Mank

Mank ★★★

Imagine reading a love letter written by someone you don’t know, addressed to whom you are not yet acquainted. You read this letter and appreciate its diction, style, and form. You admire the author’s beautiful cursive handwriting, and are affected by the tenderness of their strokes. However, your lack of knowledge of neither of the subject nor the writer makes the content of the letter feel empty: you simply aren’t sure what to make of the allegories and metaphors of love and affection the writer posits.

I have never seen Citizen Kane before, nor have I any knowledge of who Herman J. Mankiewicz was and the trials and tribulations of 1930s America. With my lack of awareness, Mank feel much like the hypothesized love letter.

The shots are crisp, and successfully evoke the feeling of a 1940s film without the quality degradation (minus the few purposeful ones). Gary Oldman shines as a high functioning sardonic alcoholic, supported by strong performances from the entire cast. The writing is beautiful and poetic, and surely deserves any and all accolades it has coming to it. But looking past the exterior, I can’t help but feel that Mank, much like it’s titular figure, is a self-indulgent drama that few can truly understand.

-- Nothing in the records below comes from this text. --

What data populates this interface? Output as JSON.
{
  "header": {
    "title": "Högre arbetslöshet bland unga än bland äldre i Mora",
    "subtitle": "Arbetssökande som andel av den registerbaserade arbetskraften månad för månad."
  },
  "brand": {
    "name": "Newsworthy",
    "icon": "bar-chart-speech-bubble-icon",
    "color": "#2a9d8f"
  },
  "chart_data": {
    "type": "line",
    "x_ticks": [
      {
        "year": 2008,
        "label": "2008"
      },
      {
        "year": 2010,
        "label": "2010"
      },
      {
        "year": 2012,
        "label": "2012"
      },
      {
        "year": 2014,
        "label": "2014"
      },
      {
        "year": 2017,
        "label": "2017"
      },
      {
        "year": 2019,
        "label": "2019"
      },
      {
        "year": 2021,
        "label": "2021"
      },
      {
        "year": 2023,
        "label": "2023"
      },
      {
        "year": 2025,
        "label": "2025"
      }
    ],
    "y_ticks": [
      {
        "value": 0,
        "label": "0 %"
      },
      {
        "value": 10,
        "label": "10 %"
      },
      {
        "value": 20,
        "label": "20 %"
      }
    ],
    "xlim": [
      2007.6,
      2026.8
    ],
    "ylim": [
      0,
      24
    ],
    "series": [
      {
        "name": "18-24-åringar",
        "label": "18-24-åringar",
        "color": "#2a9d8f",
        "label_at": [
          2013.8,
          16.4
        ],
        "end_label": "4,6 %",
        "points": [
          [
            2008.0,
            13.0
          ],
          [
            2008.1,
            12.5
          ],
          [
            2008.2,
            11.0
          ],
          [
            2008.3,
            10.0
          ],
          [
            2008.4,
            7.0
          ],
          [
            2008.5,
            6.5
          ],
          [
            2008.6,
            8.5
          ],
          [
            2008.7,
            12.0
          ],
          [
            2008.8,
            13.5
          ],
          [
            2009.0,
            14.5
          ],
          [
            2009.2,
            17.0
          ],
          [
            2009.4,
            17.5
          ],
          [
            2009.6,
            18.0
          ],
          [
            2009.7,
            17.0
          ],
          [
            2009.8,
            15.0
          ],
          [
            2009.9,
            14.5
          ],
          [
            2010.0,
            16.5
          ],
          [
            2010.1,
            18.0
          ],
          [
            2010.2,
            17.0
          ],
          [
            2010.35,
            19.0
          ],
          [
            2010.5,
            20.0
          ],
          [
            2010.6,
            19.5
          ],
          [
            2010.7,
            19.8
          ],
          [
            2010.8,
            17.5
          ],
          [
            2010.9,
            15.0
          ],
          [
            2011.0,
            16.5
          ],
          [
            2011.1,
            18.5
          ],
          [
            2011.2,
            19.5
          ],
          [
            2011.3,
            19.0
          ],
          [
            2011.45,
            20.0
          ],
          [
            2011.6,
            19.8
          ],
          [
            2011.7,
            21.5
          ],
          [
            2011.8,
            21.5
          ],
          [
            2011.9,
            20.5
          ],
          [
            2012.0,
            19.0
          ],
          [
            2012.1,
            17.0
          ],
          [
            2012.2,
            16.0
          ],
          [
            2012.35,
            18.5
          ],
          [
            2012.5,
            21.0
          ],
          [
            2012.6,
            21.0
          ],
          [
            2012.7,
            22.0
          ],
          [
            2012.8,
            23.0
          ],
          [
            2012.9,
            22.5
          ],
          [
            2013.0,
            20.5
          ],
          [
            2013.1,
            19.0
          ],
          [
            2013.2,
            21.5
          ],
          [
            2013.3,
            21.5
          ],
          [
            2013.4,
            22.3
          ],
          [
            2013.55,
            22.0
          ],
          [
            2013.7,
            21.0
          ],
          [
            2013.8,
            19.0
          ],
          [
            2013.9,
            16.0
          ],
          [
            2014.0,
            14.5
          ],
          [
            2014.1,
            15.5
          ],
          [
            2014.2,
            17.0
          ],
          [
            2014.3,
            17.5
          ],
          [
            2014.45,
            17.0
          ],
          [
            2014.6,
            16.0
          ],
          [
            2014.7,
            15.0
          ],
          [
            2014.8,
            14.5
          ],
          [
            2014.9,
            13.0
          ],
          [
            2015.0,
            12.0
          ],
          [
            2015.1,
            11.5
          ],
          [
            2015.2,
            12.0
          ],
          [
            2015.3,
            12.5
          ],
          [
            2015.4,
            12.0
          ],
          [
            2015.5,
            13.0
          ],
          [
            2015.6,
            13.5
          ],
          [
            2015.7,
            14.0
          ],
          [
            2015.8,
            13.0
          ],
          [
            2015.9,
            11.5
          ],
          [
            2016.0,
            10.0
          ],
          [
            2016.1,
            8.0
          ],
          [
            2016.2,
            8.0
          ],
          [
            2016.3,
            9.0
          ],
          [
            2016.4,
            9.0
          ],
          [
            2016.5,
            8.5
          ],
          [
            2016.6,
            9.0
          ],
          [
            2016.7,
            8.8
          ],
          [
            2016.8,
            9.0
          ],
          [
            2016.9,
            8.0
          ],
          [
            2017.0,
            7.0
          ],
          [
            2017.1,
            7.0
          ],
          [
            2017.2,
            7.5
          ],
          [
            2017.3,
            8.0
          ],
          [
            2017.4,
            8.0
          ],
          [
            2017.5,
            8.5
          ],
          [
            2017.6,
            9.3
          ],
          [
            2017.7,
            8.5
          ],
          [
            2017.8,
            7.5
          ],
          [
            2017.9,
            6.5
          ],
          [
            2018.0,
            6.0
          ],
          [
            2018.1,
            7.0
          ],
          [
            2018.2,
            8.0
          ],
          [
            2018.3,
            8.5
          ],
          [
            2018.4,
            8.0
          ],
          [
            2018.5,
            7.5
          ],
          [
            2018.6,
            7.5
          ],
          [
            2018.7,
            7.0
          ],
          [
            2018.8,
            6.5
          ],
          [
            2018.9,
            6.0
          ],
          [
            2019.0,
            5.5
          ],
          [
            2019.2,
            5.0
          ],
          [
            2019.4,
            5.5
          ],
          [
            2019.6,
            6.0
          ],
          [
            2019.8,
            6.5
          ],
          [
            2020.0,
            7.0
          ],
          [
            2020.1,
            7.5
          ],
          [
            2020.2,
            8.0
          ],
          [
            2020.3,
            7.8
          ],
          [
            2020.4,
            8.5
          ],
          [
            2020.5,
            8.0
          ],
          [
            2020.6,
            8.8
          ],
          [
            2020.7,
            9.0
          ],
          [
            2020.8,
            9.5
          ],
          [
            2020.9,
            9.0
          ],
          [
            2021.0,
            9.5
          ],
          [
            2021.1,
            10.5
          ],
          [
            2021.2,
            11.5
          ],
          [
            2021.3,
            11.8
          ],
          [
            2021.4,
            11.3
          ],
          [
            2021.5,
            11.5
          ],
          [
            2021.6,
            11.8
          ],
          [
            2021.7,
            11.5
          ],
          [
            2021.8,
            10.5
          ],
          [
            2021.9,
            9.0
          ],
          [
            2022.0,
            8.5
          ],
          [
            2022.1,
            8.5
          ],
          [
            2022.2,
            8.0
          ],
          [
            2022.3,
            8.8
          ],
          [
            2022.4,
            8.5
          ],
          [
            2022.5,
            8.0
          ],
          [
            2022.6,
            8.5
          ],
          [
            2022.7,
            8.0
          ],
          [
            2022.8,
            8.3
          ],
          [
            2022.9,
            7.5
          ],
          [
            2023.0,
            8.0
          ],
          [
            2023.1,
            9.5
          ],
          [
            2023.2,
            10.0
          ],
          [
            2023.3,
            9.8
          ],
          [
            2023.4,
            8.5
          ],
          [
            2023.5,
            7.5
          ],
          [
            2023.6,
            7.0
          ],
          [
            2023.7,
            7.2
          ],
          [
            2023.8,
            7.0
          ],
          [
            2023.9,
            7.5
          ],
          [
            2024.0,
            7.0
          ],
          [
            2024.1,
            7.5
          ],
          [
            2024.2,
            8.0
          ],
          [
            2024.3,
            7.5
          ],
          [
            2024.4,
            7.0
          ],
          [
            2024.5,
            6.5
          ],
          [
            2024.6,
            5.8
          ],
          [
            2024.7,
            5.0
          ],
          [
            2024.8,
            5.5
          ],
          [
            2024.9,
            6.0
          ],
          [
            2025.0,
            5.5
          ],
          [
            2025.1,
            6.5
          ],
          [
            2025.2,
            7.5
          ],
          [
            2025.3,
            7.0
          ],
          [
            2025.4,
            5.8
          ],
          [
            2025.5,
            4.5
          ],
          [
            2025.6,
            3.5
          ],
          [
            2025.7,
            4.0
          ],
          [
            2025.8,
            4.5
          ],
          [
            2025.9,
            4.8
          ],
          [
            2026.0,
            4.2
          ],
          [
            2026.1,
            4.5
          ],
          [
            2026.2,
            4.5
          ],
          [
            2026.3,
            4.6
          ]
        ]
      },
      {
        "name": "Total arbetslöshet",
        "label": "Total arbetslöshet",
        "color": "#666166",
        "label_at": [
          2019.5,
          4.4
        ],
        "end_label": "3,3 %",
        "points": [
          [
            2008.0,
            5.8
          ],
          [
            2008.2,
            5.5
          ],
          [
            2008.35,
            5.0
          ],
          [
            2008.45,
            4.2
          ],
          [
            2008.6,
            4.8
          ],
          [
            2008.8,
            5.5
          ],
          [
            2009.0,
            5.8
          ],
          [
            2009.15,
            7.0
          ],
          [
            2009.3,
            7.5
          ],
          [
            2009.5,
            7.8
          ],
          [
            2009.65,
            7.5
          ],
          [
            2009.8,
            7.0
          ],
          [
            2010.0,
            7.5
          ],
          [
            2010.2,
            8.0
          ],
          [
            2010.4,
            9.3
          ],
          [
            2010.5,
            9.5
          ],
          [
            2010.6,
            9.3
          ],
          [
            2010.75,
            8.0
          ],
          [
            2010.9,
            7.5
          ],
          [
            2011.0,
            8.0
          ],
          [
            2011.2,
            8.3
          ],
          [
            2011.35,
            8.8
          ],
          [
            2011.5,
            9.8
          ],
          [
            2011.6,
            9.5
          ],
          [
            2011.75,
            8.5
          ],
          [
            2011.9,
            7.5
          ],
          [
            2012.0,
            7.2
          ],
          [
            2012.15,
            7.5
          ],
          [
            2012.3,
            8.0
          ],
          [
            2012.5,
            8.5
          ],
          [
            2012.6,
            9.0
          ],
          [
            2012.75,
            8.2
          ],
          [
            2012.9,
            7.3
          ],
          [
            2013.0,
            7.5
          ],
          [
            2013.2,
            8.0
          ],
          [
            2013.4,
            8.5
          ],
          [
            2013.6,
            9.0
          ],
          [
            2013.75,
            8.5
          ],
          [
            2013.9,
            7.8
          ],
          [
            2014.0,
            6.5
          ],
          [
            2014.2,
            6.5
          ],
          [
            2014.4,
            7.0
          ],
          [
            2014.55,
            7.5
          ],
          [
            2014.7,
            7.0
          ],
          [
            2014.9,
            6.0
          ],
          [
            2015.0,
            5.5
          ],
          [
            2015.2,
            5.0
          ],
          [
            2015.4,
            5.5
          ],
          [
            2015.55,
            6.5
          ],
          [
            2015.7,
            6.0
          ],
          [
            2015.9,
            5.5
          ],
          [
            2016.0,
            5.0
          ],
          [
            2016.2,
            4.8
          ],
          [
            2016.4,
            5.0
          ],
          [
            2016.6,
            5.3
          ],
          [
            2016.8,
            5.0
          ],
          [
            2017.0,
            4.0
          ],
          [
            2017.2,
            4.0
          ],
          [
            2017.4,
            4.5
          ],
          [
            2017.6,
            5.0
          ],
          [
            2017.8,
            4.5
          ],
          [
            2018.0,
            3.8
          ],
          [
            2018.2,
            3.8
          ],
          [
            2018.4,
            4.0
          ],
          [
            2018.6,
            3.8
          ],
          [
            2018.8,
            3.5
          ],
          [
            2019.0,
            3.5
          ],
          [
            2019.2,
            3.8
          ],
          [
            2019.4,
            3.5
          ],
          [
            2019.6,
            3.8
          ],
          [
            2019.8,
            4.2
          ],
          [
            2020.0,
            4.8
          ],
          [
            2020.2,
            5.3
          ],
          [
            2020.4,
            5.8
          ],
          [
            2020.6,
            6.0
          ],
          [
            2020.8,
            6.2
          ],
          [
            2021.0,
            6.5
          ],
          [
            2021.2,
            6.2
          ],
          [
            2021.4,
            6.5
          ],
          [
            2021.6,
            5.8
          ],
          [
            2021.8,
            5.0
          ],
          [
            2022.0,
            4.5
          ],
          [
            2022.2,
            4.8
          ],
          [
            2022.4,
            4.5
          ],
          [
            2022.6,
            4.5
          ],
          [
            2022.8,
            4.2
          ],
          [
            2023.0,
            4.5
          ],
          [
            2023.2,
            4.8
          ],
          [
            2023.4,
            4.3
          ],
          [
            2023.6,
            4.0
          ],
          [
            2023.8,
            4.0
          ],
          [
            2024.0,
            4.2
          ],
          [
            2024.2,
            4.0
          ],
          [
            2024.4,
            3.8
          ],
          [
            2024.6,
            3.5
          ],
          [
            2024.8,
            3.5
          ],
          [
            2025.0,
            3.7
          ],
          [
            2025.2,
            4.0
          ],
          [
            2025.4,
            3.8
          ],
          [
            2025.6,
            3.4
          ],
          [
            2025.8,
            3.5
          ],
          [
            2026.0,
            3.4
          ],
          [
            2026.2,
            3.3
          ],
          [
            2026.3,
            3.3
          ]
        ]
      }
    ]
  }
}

I regret watching this before my potential future viewing of Citizen Kane. But I argue that good films should be able to, at least somewhat, exist in a vacuum. Unfortunately, Mank feels too much like a companion piece to a historically and culturally significant film, instead of being able to stand on it’s own.

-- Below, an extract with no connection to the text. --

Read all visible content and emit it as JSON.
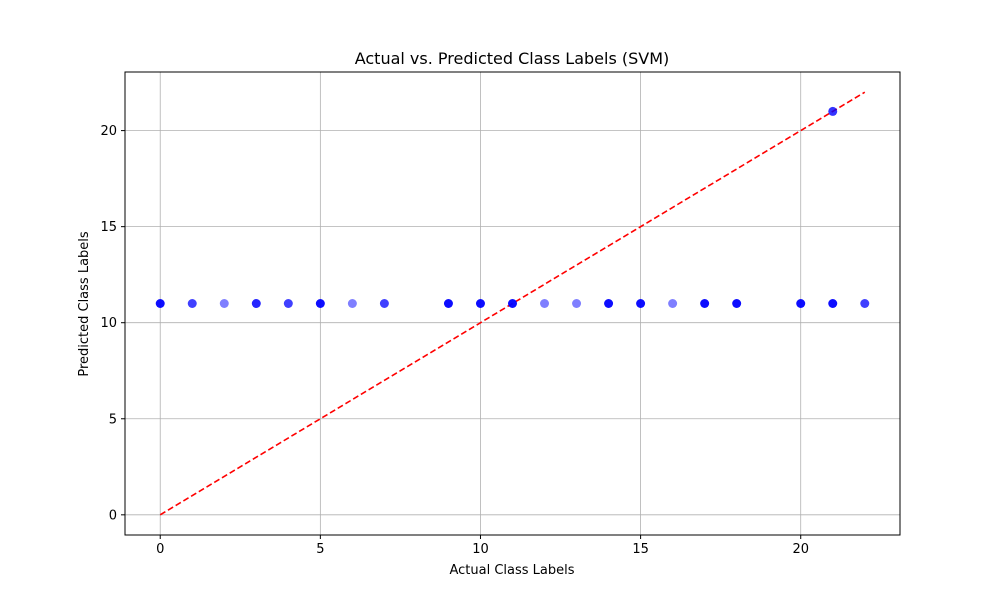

Maybe that’s exactly what Fincher Sr & Fincher Jr intended: for Mank to be the film that pays homage to a bygone era that only avid cinephiles and history buffs would recognize. Perhaps that’s how this film should be treated: a spiritual sequel to Citizen Kane. I appreciate the attempt, and I look forward to rewatching this after a viewing of Citizen Kane and a reading up on 1930s American politics.